Doublage et sous titrage: l’intelligence artificielle, menace ou opportunité pour l’Afrique ?

La circulation des œuvres audiovisuelles et cinématographiques quel que soient leurs pays de production, est basée sur le fait qu’elles puissent être comprises par les publics auxquels elles sont destinées. Pour cela les sociétés de distribution de programmes utilisent 2 outils indispensables pour faciliter l’accessibilité des programmes : le sous-titrage qui consiste à insérer les textes des dialogues de l’œuvre dans la langue du pays et le doublage qui consiste à remplacer la voix d’origine par une voix parlant la langue souhaitée. 

Le sous titrage présente l’avantage d’être relativement peu coûteux et facile à mettre oeuvre techniquement. Néanmoins il nécessite pour le téléspectateur un effort de lecture qui peut perturber le visionnage du programme. Il sous-entend également que les téléspectateurs savent lire. 

REDBEE département interne de la BBC jusqu’en 2005 et qui fait partie désormais du groupe Ericsson s’est spécialisée dans ce domaine depuis près de 20 ans, en surfant sur l’obligation imposée dans de nombreux pays de sous titrer tous les programmes y compris les programmes diffusé en direct. De très nombreux outils ont ainsi été créés et améliorés au fil du temps par les ancêtres de l’intelligence artificielle

Celle-ci permettra dans un avenir proche de gravir une marche de plus en étant également capable de modifier ou reproduire des voix et permettre de doubler des programmes sans l’intervention de comédiens. 

Des start-ups comme Eleven labs, Resemble AI ou Respeecher travaillent par exemple, sur la possibilité de faire parler un acteur dans n’importe quelle langue avec synchronisation des lèvres et visent ainsi le marché du doublage au Cinéma et dans l’Audiovisuel

En Europe, le doublage est une industrie importante qui fait vivre de nombreux comédiens  souvent spécialisés dans ce domaine.

Cette avancée technologique menace l’activité de ces comédiens qui pourraient se retrouver au chômage à cause de ces nouveaux outils. De plus la question des droits d’utilisation de ces technologies qui s’appuient sur la voix des acteurs même du film doit être discutée.

Une réglementation européenne est déjà en cours de discussion sous la pression des associations de comédiens.

En Afrique , cet apport technologique peut bouleverser tout le secteur audiovisuel : l’Afrique est riche de centaines de langues et 50 d’entre elles sont parlées par plus de 1 million de locuteurs.

Les programmes en langues locales sont rares mais quand ils existent, ils font le succès des chaines qui les diffusent car ils correspondent aux attentes des téléspectateurs : MARODI TV a bâti son énorme succès au Sénégal sur des productions en Wolof, CANAL+ lance depuis 4 ans chaque année une nouvelle chaine en langue locale…
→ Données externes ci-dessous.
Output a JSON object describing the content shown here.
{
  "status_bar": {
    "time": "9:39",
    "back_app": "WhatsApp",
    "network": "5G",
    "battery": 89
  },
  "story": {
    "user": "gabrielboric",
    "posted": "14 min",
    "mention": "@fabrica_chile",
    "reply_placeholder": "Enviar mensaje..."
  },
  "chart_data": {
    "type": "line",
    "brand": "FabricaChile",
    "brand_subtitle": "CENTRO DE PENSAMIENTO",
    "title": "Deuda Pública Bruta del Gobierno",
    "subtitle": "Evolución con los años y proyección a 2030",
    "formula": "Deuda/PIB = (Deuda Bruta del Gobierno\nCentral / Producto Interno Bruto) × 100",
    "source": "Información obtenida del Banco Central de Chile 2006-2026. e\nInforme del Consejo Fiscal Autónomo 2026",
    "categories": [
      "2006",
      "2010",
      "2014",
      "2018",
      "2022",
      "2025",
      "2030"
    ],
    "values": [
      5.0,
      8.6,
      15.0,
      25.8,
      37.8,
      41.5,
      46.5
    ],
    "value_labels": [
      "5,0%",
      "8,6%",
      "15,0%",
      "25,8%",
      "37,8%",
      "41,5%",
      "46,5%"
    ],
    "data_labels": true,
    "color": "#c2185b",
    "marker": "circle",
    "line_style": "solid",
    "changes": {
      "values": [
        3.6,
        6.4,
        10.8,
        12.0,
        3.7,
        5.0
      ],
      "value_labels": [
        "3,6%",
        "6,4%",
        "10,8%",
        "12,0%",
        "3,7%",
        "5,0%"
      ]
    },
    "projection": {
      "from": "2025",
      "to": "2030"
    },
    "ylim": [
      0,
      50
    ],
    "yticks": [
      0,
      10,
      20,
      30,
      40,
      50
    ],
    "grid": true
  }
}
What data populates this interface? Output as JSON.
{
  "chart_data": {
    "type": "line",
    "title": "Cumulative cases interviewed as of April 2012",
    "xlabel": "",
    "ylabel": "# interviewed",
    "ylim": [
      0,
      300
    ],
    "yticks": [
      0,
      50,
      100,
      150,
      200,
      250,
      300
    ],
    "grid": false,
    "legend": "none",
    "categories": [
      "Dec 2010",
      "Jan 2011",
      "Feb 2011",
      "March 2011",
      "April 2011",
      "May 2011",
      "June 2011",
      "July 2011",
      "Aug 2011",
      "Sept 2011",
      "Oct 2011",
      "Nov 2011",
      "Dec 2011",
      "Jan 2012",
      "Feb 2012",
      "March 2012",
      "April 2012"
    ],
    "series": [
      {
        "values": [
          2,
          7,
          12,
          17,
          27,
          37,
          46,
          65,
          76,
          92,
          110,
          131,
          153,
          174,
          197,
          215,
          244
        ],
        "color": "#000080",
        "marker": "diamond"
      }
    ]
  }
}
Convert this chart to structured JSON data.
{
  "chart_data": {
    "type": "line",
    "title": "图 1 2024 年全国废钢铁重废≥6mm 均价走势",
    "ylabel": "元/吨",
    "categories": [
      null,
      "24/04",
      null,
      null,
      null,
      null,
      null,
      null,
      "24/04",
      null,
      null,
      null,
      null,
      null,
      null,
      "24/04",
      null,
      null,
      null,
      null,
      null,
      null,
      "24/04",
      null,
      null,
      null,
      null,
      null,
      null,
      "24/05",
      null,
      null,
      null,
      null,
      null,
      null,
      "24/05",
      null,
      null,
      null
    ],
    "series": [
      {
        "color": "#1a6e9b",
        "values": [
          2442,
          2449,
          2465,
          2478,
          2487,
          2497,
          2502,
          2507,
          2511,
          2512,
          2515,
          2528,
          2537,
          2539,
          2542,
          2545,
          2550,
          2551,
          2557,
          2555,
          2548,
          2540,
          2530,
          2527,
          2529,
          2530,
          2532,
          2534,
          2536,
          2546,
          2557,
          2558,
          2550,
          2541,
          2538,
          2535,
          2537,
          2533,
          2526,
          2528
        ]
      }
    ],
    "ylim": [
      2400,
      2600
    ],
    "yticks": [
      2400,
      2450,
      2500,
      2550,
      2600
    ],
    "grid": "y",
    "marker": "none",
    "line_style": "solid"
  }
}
Pour une chaine de télévision ou un distributeur , être capable, pour un coût modique, de sous-titrer ou de doubler en plusieurs langues africaines un programme permettrait de lui donner un écho inédit, et d’augmenter son audience dans de fortes proportions en fidélisant des personnes qui ne savent pas lire ou d’autres plus à l’aise dans leur langue maternelle que dans les langues officielles. 

Comme pour toute avancée technologique, cela générera de nouvelles questions à la fois techniques, politiques ou même philosophiques : la langue est en effet  un instrument de communication mais c’est aussi un facteur d’identité culturelle et de cohésion sociale. 

Cette nouvelle possibilité contribuera -t-elle à lutter contre l’illettrisme ? favorisera-t-elle la cohésion sociale ou au contraire renforcera-t-elle chacun dans sa communauté ? …

L’avenir proche nous le dira car la technologie quant à elle, avance à grands pas.